The title The Way, Way Back refers to the backward-facing seat at the rear of an old Buick station wagon. There sits Duncan (Liam James), your average maladjusted 14-year-old boy. The car is being driven by his mom’s boyfriend Trent (Steve Carell), who wants to make the family thing work but has a gruff way about him. He asks Duncan to rate himself on a scale of 1 to 10. The kid says 6, but Trent disagrees. He’d rate him a 3. It’s going to be a long summer.

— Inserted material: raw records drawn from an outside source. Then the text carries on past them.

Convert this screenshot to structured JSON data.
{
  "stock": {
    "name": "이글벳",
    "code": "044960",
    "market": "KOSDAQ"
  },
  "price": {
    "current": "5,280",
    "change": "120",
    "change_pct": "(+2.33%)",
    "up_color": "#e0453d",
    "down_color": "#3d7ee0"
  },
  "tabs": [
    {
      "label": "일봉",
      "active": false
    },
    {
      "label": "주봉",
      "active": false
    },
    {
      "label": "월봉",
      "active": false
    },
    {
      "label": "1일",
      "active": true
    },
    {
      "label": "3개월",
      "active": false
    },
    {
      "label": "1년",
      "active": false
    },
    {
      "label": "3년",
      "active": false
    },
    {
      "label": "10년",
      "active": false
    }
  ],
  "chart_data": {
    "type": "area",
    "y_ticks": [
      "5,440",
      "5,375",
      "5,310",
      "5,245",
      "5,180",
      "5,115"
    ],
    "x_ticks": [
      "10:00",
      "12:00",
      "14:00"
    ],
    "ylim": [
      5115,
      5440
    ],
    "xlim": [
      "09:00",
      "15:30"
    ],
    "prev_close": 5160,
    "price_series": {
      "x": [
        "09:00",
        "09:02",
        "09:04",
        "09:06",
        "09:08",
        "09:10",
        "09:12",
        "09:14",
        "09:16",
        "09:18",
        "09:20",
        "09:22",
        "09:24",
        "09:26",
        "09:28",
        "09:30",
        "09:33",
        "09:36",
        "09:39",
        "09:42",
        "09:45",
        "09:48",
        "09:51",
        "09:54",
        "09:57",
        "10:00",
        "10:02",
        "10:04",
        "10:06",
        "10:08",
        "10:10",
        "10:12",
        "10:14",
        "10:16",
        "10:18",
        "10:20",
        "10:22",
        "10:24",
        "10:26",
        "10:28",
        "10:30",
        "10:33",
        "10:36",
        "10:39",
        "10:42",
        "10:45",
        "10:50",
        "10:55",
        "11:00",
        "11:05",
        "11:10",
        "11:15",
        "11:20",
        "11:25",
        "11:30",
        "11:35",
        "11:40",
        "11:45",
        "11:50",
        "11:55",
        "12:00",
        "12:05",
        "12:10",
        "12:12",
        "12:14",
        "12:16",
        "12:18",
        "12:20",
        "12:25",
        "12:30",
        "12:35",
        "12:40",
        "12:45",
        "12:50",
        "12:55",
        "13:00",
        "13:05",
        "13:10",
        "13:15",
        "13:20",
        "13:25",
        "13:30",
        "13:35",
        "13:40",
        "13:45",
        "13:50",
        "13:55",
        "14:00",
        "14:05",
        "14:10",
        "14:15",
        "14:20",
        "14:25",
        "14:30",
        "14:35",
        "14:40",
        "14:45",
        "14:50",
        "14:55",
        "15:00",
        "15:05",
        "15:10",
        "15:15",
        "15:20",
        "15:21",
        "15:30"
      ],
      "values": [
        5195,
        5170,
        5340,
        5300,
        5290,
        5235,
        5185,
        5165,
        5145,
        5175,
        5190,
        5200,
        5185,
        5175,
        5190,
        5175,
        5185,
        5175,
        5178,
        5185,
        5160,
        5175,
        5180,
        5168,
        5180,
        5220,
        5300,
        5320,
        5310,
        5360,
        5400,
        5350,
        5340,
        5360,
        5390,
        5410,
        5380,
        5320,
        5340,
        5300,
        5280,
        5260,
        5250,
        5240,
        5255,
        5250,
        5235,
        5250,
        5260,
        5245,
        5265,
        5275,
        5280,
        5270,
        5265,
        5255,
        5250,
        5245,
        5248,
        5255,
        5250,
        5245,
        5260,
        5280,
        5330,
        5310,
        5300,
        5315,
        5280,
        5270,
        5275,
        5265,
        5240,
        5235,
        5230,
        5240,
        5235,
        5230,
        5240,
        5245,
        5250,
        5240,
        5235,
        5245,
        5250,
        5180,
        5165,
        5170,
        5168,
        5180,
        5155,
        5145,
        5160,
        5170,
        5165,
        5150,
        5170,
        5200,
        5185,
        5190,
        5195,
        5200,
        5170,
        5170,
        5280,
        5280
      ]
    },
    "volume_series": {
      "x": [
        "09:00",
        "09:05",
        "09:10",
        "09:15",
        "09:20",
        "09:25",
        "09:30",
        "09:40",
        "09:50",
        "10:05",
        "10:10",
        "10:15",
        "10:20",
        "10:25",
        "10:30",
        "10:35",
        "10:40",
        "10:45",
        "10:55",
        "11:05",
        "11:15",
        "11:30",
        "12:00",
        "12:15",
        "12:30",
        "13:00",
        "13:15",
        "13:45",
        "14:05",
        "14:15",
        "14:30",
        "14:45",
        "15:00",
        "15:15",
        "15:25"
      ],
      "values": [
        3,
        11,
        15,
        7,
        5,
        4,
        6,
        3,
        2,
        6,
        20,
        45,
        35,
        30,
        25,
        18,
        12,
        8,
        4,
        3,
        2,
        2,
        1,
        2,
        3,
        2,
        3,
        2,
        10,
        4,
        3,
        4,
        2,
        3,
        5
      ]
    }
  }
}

The car is on the way to a seaside home that Trent has visited for years, the trip a chance for him to solidify his relationship with Duncan’s mom Pam (Toni Collette). The burgeoning family is met upon arrival by their boozy neighbor Betty (Allison Janney), who has a tendency to blurt out the truth to great comedic effect. Duncan seems more interested in Betty’s daughter Susanna (AnnaSophia Robb), the cute girl next door who’d be right at home in any young teen’s fantasy.
Boat trips and barbecue dinners dominate vacation life at first, but Duncan seeks escape from the pressures of family-building. He finds his refuge at Water Wizz, a rundown old water park run by the wise but immature Owen (Sam Rockwell), who takes the kid under his wing, gives him a job and helps him find some self-confidence. It turns out to be just what Duncan needs, especially as his mother’s relationship with Trent is rocked and the small-town vibe becomes claustrophobic.
The Way, Way Back is a charming comedy that allows just enough real-life drama to creep into the story to keep it interesting. It’s written and directed by Nat Faxon and Jim Rash, who also wrote The Descendants, and the pair are proving masters at capturing uncomfortable moments with a sympathetic eye toward the humor of difficult situations. There’s something a bit by-the-numbers about The Way, Way Back, but Faxon and Rash elevate the material above its sitcom roots.
This movie succeeds because the performances are right on, starting with Liam James as awkward Duncan. I know what an awkward 14-year-old looks like (trust me), and James adds notes of defiance and a stiffening spine that give Duncan some extra oomph. Carell is money as the smug Trent. I hate to say it, but I think Carell should stick to indie comedy. I’d much rather see him in films like this than in awful dreck like Burt Wonderstone.
The actresses are also all excellent, starting with Toni Collette as Pam, a strong woman trying to make the best of a relationship that her gut tells her is less than perfect. She comes across as very human and real, as does Janney and the liquored-up Betty. Characters like this can often become one-note bores, but Janney lets you know that there’s more to Betty than a cocktail glass and a one-liner. AnnaSophia Robb also makes an impression in a role that has little to it.
But stealing the movie is Sam Rockwell as Owen, the water park-owning man-child who inspires and guides Duncan toward geeky manhood. Rockwell makes the most of his time, charmingly chewing the scenery and creating a winning character you want to see more of. Rockwell works well with Maya Rudolph, who plays his long-suffering girlfriend/employee. There’s an element of melancholy to their situation (you don’t want to wake up 10 years down the line still working at a shitty water park), but they seem content in their mediocrity.